In our 48 samples run, we found similar results.

48 Samples - Heatmap

bowtie = read.csv("/projects/munger-lab/projects/census_seq_SSP2024/diff_aligners_test_48/bowtie.census.txt",sep="\t",skip=2,header=TRUE)
mini = read.csv("/projects/munger-lab/projects/census_seq_SSP2024/diff_aligners_test_48/mini.census.txt",sep="\t",skip=2,header=TRUE)
bwa = read.csv("/projects/munger-lab/projects/census_seq_SSP2024/diff_aligners_test_48/bwa.census.txt",sep="\t",skip=2,header=TRUE)
STAR = read.csv("/projects/munger-lab/projects/census_seq_SSP2024/diff_aligners_test_48/STAR.census.txt",sep="\t",skip=2,header=TRUE)
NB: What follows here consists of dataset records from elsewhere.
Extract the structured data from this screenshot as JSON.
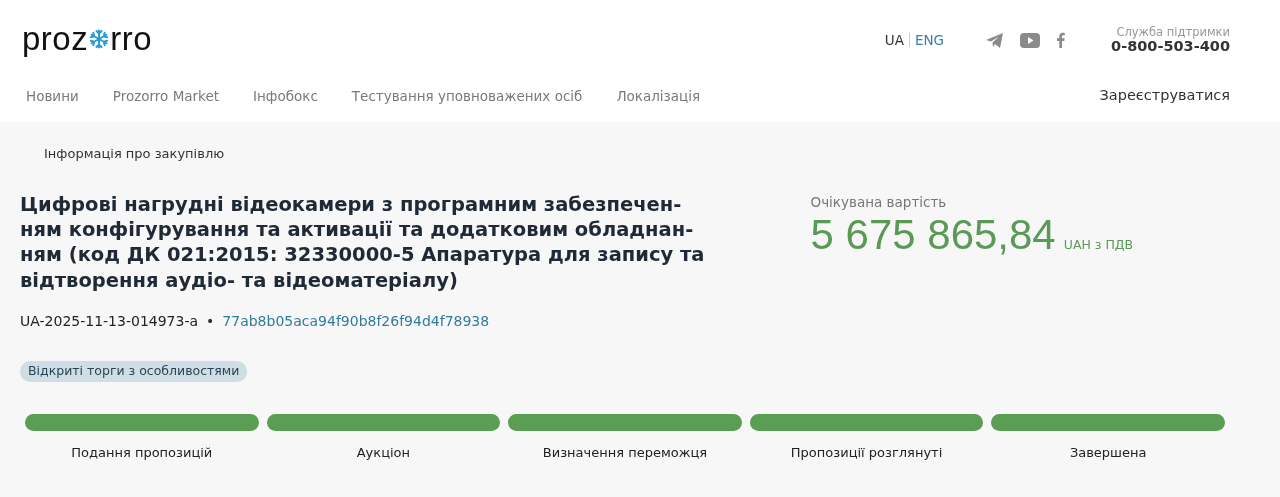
{
  "logo": {
    "before": "proz",
    "after": "rro"
  },
  "languages": [
    {
      "label": "UA",
      "selected": true
    },
    {
      "label": "ENG",
      "selected": false
    }
  ],
  "support": {
    "label": "Служба підтримки",
    "phone": "0-800-503-400"
  },
  "nav": [
    "Новини",
    "Prozorro Market",
    "Інфобокс",
    "Тестування уповноважених осіб",
    "Локалізація"
  ],
  "register": "Зареєструватися",
  "breadcrumb": "Інформація про закупівлю",
  "title_lines": [
    "Цифрові нагрудні відеокамери з програмним забезпечен-",
    "ням конфігурування та активації та додатковим обладнан-",
    "ням (код ДК 021:2015: 32330000-5 Апаратура для запису та",
    "відтворення аудіо- та відеоматеріалу)"
  ],
  "tender_id": "UA-2025-11-13-014973-a",
  "separator": "•",
  "hash": "77ab8b05aca94f90b8f26f94d4f78938",
  "procedure": "Відкриті торги з особливостями",
  "value": {
    "label": "Очікувана вартість",
    "amount": "5 675 865,84",
    "currency": "UAH з ПДВ"
  },
  "stages": [
    {
      "label": "Подання пропозицій",
      "completed": true
    },
    {
      "label": "Аукціон",
      "completed": true
    },
    {
      "label": "Визначення переможця",
      "completed": true
    },
    {
      "label": "Пропозиції розглянуті",
      "completed": true
    },
    {
      "label": "Завершена",
      "completed": true
    }
  ]
}
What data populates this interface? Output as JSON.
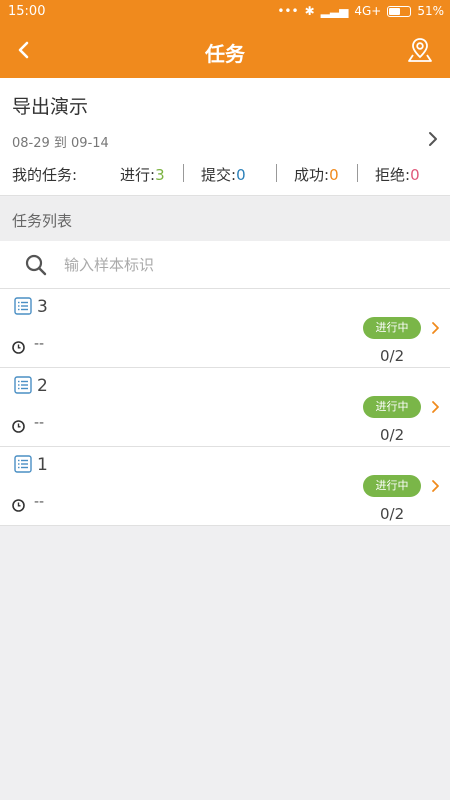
{
  "status_bar": {
    "time": "15:00",
    "network": "4G+",
    "battery": "51%"
  },
  "header": {
    "title": "任务"
  },
  "summary": {
    "name": "导出演示",
    "date_range": "08-29 到 09-14",
    "my_tasks_label": "我的任务:",
    "stats": [
      {
        "label": "进行:",
        "value": "3"
      },
      {
        "label": "提交:",
        "value": "0"
      },
      {
        "label": "成功:",
        "value": "0"
      },
      {
        "label": "拒绝:",
        "value": "0"
      }
    ]
  },
  "task_list": {
    "section_title": "任务列表",
    "search_placeholder": "输入样本标识",
    "items": [
      {
        "id": "3",
        "time": "--",
        "status": "进行中",
        "progress": "0/2"
      },
      {
        "id": "2",
        "time": "--",
        "status": "进行中",
        "progress": "0/2"
      },
      {
        "id": "1",
        "time": "--",
        "status": "进行中",
        "progress": "0/2"
      }
    ]
  },
  "colors": {
    "accent": "#f08a1d",
    "status_badge": "#7ab648",
    "running": "#7cb342",
    "submitted": "#2a7fb8",
    "success": "#f08a1d",
    "rejected": "#e0587a"
  }
}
bwa$STAR = STAR$REPRESENTATION
bwa$minimap = mini$REPRESENTATION
bwa$bwa = bwa$REPRESENTATION
bwa$bowtie2 = bowtie$REPRESENTATION

bwa$STAR = ((bwa$STAR - bwa$KNOWN) / bwa$KNOWN) * 100
bwa$minimap = ((bwa$minimap - bwa$KNOWN) / bwa$KNOWN) * 100
bwa$bwa = ((bwa$bwa - bwa$KNOWN) / bwa$KNOWN) * 100
bwa$bowtie2 = ((bwa$bowtie2 - bwa$KNOWN) / bwa$KNOWN) * 100

bwa$DONOR = sub("plexWell-", "", bwa$DONOR)
bwa$DONOR = sub("_GT23-023.._.*", "", bwa$DONOR)
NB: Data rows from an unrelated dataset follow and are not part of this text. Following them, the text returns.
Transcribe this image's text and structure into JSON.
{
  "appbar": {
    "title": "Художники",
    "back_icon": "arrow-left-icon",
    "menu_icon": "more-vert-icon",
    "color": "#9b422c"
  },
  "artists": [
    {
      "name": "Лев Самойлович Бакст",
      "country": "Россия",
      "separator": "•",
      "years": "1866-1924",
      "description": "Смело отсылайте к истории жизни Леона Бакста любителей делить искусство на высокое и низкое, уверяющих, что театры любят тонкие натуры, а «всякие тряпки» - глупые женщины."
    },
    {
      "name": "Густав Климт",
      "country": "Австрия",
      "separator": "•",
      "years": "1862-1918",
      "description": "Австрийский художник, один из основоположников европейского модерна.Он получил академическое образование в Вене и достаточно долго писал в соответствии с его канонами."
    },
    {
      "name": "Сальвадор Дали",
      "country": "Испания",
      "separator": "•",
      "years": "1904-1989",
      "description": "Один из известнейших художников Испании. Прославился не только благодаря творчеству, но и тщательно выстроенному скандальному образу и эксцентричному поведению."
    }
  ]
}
meltedviolin = subset(bwa, select = c(DONOR,bwa,bowtie2,minimap,STAR))

df = as.data.frame(meltedviolin)
rownames(df) = df$DONOR
df$DONOR = NULL

pheatmap(df,show_colnames = TRUE,fontsize_row = 6)

Again, red represents an overestimate and blue represents an underestimate. Between bowtie2 and STAR, many of the samples were similarly overestimated or underestimated. Bwa-mem and minimap did not have this consistency.